In the current risk aversion sentiment, gold soared while Bitcoin performed mediocrely, confusing many investors. But looking back at the script of the 2008 financial crisis, we can find a pattern: gold rose immediately after the Fed launched QE (October 2008), because as a non-credit asset, it directly benefited from the flood of liquidity and the expectation of dollar depreciation; the US stock market bottomed out and rebounded about half a year later (after the full implementation of QE in March 2009).

Analysts at StarEx Exchange believe that history is repeating itself this time: short-term safe-haven demand is still being taken up by gold because it has a stronger consensus in the traditional financial system. Bitcoin's digital gold attributes have not yet been fully recognized by mainstream capital, and it will take time for funds to overflow.

The ultimate opportunity for Bitcoin: The ultimate rival of the US dollar printing press, the Federal Reserve has only two options:

Continue to print money: buy U.S. bonds through QE to lower interest rates, but it will lead to further collapse of the U.S. dollar's credit; maintain high interest rates: aggravate the debt crisis and trigger an economic recession.

No matter which option is chosen, the result is that more US dollar liquidity will flow into the market.

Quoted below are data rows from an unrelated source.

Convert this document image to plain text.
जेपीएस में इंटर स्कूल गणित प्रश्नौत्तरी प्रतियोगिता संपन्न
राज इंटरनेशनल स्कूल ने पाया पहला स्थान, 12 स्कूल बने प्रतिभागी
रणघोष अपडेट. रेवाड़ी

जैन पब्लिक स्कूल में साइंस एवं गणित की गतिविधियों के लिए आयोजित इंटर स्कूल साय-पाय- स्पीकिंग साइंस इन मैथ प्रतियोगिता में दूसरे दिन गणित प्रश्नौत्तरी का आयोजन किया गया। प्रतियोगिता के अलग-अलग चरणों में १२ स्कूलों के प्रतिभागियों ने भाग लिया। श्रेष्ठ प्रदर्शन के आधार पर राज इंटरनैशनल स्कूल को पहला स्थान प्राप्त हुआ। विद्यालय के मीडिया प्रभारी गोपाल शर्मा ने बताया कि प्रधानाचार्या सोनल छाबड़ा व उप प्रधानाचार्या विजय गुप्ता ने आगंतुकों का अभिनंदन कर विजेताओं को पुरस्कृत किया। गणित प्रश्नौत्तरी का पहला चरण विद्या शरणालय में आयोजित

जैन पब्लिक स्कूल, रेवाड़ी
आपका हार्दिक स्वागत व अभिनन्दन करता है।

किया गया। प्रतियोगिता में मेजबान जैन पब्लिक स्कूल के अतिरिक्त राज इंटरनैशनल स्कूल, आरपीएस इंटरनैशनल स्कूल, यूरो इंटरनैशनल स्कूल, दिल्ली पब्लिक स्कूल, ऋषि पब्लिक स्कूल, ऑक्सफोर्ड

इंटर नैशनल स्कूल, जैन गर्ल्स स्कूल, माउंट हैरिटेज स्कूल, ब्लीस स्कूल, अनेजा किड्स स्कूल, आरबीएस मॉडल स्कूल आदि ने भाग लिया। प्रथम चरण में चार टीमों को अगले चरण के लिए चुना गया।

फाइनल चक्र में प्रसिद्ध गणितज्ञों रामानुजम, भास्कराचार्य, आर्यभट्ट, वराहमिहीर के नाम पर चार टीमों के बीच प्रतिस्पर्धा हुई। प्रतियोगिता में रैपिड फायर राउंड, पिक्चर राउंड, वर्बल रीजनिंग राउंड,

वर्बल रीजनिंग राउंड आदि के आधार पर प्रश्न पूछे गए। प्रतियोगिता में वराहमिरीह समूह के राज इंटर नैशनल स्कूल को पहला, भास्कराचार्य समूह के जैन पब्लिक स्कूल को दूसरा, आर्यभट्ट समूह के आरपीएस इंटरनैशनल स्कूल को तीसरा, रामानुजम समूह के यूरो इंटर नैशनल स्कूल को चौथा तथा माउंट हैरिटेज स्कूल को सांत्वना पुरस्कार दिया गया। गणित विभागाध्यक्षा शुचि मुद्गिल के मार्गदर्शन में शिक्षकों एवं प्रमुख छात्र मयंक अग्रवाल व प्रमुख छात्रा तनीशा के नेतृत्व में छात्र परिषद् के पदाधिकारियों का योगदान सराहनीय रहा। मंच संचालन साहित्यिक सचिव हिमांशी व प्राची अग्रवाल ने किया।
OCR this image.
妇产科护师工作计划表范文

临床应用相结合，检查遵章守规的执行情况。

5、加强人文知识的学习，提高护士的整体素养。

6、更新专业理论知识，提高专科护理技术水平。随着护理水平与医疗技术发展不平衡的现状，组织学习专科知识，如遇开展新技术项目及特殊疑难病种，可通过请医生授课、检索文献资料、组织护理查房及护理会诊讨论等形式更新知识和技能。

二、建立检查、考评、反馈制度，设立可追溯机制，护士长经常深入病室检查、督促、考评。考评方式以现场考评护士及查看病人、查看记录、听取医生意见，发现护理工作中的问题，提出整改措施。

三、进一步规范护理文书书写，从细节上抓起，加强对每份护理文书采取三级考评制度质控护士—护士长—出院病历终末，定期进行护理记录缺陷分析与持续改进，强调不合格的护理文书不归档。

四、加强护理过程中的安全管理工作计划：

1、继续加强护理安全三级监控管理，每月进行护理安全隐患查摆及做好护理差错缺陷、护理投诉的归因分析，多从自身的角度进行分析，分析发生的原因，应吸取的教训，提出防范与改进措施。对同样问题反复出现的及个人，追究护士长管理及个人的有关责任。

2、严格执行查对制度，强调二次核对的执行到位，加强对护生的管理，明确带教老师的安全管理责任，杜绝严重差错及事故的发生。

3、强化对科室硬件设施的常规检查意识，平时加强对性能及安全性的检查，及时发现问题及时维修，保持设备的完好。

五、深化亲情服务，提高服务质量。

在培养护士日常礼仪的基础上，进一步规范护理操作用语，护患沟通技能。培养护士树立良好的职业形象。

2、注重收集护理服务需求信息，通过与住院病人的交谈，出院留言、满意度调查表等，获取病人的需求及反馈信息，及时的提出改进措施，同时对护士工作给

The scarcity of Bitcoin (upper limit of 21 million) and its anti-censorship characteristics make it a more efficient US dollar hedging tool than gold: borderless liquidity: easier to transfer and store than gold; deflation mechanism: the Federal Reserve cannot issue more BTC; institutionalization process is accelerated: after the spot ETF is approved, the threshold for traditional capital to allocate BTC has been greatly reduced.

StarEx exchange analysts believe that in the short term, market panic may suppress risky assets, but the logic of Bitcoin's rise has nothing to do with US stocks, but only with US dollar liquidity. As recession expectations heat up, the Federal Reserve will sooner or later restart money printing, and the "spillover effect" of capital from gold to Bitcoin will gradually emerge. By the end of 2025, Bitcoin is likely to usher in explosive growth - it is not only a safe-haven asset, but also the ultimate winner in the era of the decline of the US dollar system.